Para viabilizar a ação, Rita conta com o apoio de amigos e com recursos arrecadados ao longo do ano. “A ação de Natal é patrocinada por amigos e pelas vendas que acontecem o ano todo. Eu faço lives para vender roupas – peças em bom estado, de qualidade e com preço acessível. Existe um público fiel, parceiro, que abraça o projeto. As arrecadações vêm dessas vendas”, explica.

Mesmo assim, as dificuldades permanecem. “Este ano ainda estamos precisando de muita coisa. Já conseguimos algumas doações, mas ainda falta bastante.” A ceia deste Natal, por exemplo, terá frango assado como prato principal. Rita já encomendou 50 frangos e precisa arcar com os custos. “Já paguei uma parte e estou trabalhando duro para conseguir o restante. A empresa que está fornecendo é uma microempresa de três irmãs que abraçaram a causa.”

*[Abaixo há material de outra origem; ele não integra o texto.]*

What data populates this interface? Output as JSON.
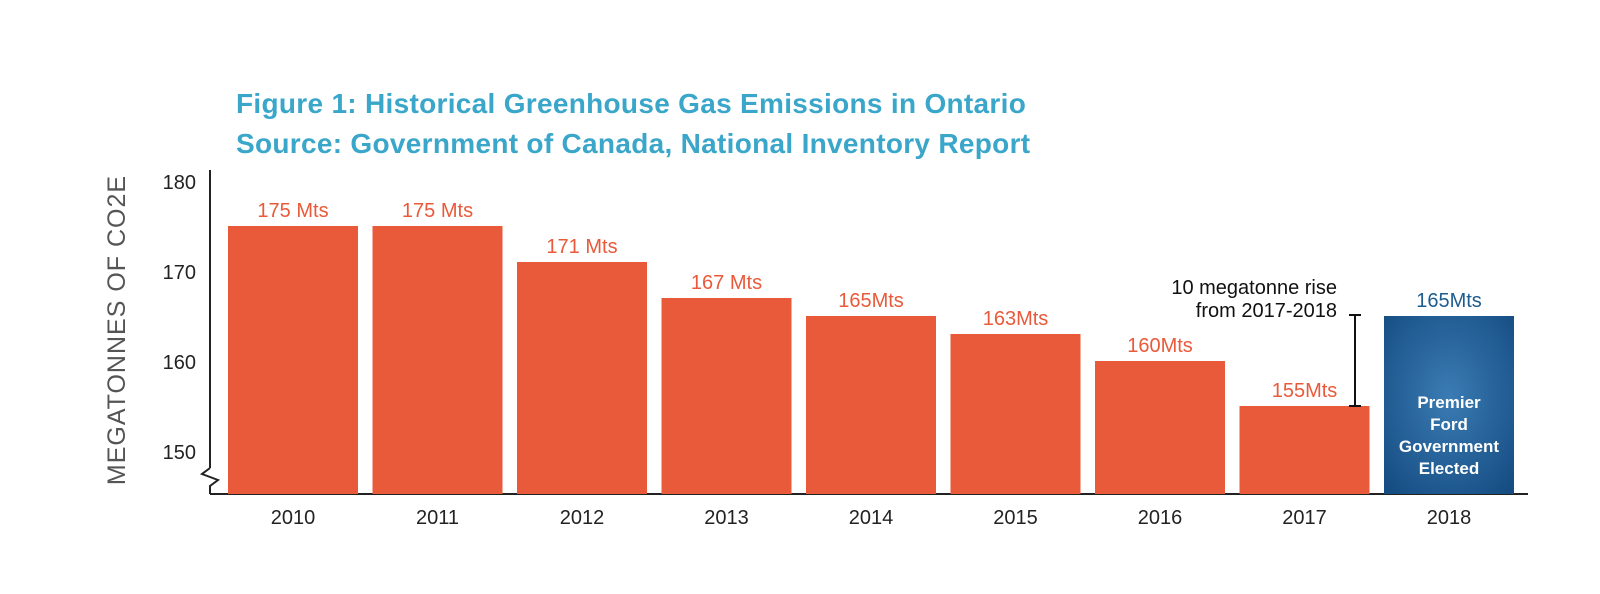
{
  "chart_data": {
    "type": "bar",
    "title": "Figure 1: Historical Greenhouse Gas Emissions in Ontario",
    "subtitle": "Source: Government of Canada, National Inventory Report",
    "ylabel": "MEGATONNES OF CO2E",
    "xlabel": "",
    "ylim": [
      145,
      181
    ],
    "yticks": [
      150,
      160,
      170,
      180
    ],
    "axis_break": true,
    "grid": false,
    "categories": [
      "2010",
      "2011",
      "2012",
      "2013",
      "2014",
      "2015",
      "2016",
      "2017",
      "2018"
    ],
    "values": [
      175,
      175,
      171,
      167,
      165,
      163,
      160,
      155,
      165
    ],
    "data_labels": [
      "175 Mts",
      "175 Mts",
      "171 Mts",
      "167 Mts",
      "165Mts",
      "163Mts",
      "160Mts",
      "155Mts",
      "165Mts"
    ],
    "colors": {
      "default": "#e95a3a",
      "highlight": "#1c5a8f",
      "highlight_label": "#1d5c8e",
      "title": "#3aa6c9",
      "axis": "#222222"
    },
    "highlight_index": 8,
    "highlight_text": [
      "Premier",
      "Ford",
      "Government",
      "Elected"
    ],
    "annotation": {
      "lines": [
        "10 megatonne rise",
        "from 2017-2018"
      ],
      "from_value": 155,
      "to_value": 165
    }
  }
}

Outro ponto sensível, segundo ela, é a conscientização sobre doações. “Chega muito descarte. Roupa mofada, suja, sem condição de uso. A gente precisa que as pessoas se coloquem no lugar do outro e pensem: ‘eu gostaria de ganhar isso?’ Não é descarte. Quem vai receber não é qualquer pessoa, é alguém que merece respeito”, ressalta.

O cuidado também se estende aos presentes das crianças. Rita explica que há um esforço para variar e garantir qualidade. “Se a criança ganhou bola no ano passado, este ano não vai ganhar bola de novo, vai ganhar um carrinho. A gente tenta comprar o máximo possível de brinquedos legais.” Entre os presentes deste ano estão lousa mágica, aqua play e bonecas com LED – itens escolhidos para tornar o Natal das crianças ainda mais especial.